The space shuttle main engine (SSME), now renamed the RS-25D, fired for 500 seconds atop the A-1 test stand at NASA's Stennis Space Center in Mississippi. The first fire of a former-SSME since the final shuttle launch in 2011, Friday's test was the first RS-25D hot fire since the end of shuttle engine testing in 2009.
Four RS-25 engines are planned to power the first stage of NASA's Space Launch System (SLS) on future missions, including sending astronauts to an asteroid and ultimately to Mars. The first uncrewed SLS test flight is targeted for 2018.
"The RS-25 is the most efficient engine of its type in the world," said Steve Wofford, the manager of the SLS liquid engines office at NASA's Marshall Space Flight Center in Huntsville, Ala., where the SLS program is managed. "It's got a remarkable history of success and great experience base that make it a great choice for NASA's next era of exploration."
Close-up view of the A-1 test stand during the RS-25 test. (NASA) |
Three RS-25 engines were mounted to the rear of each shuttle orbiter to power the vehicle through its ascent and initial entry into orbit. On the shuttle, each of the engines routinely operated at 491,000 pounds of thrust. On SLS, they will need to each operate at 512,000 pounds of thrust (on at least the first four flights) and handle colder liquid oxygen propellant and engine compartment temperatures.
"We have made modifications to the RS-25 to meet SLS specifications," Wofford said, "and will analyze and test a variety of conditions during the hot fire series."
In addition to increased thrust and temperatures, the RS-25 engines used on the SLS will encounter greater inlet pressure due to the taller core stage liquid oxygen tank and higher vehicle acceleration, as well as more nozzle heating due to the engine configuration and their position in-plane with the SLS booster exhaust nozzles, according to Wofford.

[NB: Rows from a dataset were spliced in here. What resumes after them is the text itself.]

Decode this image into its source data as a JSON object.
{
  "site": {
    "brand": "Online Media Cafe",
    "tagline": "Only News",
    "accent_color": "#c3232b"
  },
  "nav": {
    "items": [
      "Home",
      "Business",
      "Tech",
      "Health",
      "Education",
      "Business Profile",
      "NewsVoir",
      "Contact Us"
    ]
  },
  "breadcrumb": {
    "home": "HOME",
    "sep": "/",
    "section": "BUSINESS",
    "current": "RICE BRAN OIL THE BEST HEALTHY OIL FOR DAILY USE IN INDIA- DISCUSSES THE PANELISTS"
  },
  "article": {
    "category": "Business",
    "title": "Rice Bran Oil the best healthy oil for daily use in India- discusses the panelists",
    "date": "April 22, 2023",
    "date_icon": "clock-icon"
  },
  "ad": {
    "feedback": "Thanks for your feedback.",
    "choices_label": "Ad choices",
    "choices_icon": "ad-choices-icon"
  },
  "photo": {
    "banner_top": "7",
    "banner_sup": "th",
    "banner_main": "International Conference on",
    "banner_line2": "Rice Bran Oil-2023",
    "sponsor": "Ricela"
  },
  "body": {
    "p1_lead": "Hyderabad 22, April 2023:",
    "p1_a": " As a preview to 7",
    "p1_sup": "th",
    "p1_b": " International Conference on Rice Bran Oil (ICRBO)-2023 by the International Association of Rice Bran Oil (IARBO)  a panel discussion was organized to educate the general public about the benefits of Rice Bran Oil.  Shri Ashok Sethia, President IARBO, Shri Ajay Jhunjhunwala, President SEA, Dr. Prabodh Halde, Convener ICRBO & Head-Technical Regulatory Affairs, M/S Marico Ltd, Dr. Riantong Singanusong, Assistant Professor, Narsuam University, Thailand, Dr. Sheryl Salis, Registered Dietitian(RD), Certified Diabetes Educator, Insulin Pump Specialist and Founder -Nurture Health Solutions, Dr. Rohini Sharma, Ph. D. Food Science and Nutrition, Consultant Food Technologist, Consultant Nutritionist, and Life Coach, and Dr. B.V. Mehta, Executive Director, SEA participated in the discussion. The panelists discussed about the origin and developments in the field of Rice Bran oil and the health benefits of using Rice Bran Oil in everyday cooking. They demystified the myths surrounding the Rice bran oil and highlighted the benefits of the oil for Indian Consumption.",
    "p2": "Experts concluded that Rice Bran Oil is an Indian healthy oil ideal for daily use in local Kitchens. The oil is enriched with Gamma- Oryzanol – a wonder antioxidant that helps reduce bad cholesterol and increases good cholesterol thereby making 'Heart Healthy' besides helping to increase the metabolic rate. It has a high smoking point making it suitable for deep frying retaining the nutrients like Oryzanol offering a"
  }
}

Friday's test fire collected data on the engine's controller unit and inlet pressure conditions.
The engine controller unit, the "brain" of the engine, relays commands to the engine and transmits data back to the launch vehicle. The controller also manages the engine by regulating the thrust and fuel mixture ratio while monitoring the engine's health and status.
RS-25 engine controller unit, the "brain" of the engine. (NASA) |
The RS-25's new controller will use updated hardware and software configured to operate with the new SLS avionics architecture.
"This first hot-fire test of the RS-25 engine represents a significant effort on behalf of Stennis Space Center's A-1 test team," Ronald Rigney, the RS-25 project manager at Stennis, said in a NASA statement. "Our technicians and engineers have been working diligently to design, modify and activate an extremely complex and capable facility in support of RS-25 engine testing."
Testing will resume in April after upgrades are completed on the test stand's high pressure industrial water system, which provides cool water for the test facility during a hot fire test.
The engine fired on Friday, no. 525, did not fly onboard a space shuttle orbiter. One of two development engines at Stennis, it'll be used for seven more tests before another development engine (no. 528) will later undergo ten tests. The second series of test firings will include the first tests of the new engine controller unit.
RS-25 rocket engine no. 0525 is positioned on the A-1 Test Stand at NASA's Stennis Space Center in Mississippi. (NASA) |
Fifteen flown RS-25D engines remained at the end of the shuttle program. Unlike on the shuttle, which returned the engines after each mission for reuse, the RS-25 engines will be discarded with each SLS launch.
"We had identified significant cost and time saving ideas for the RS-25 before the shuttle program ended," Wofford explained. "We see many opportunities for process and manufacturing savings with the change to an expendable engine and the maturation of technologies, such as 3D printing and structured light scanning."
NASA is planning to restart RS-25 production by working with its contractor Aerojet Rocketdyne to further adapt and modify the SSME design to be more affordable, while also increasing the planned thrust to 521,700 pounds.
According to NASA, the initial production order will be for six new engines once experience is gained with the design and manufacturing changes. With that, NASA expects the RS-25 to power its space exploration plans for many more decades, building upon the engine's shuttle legacy.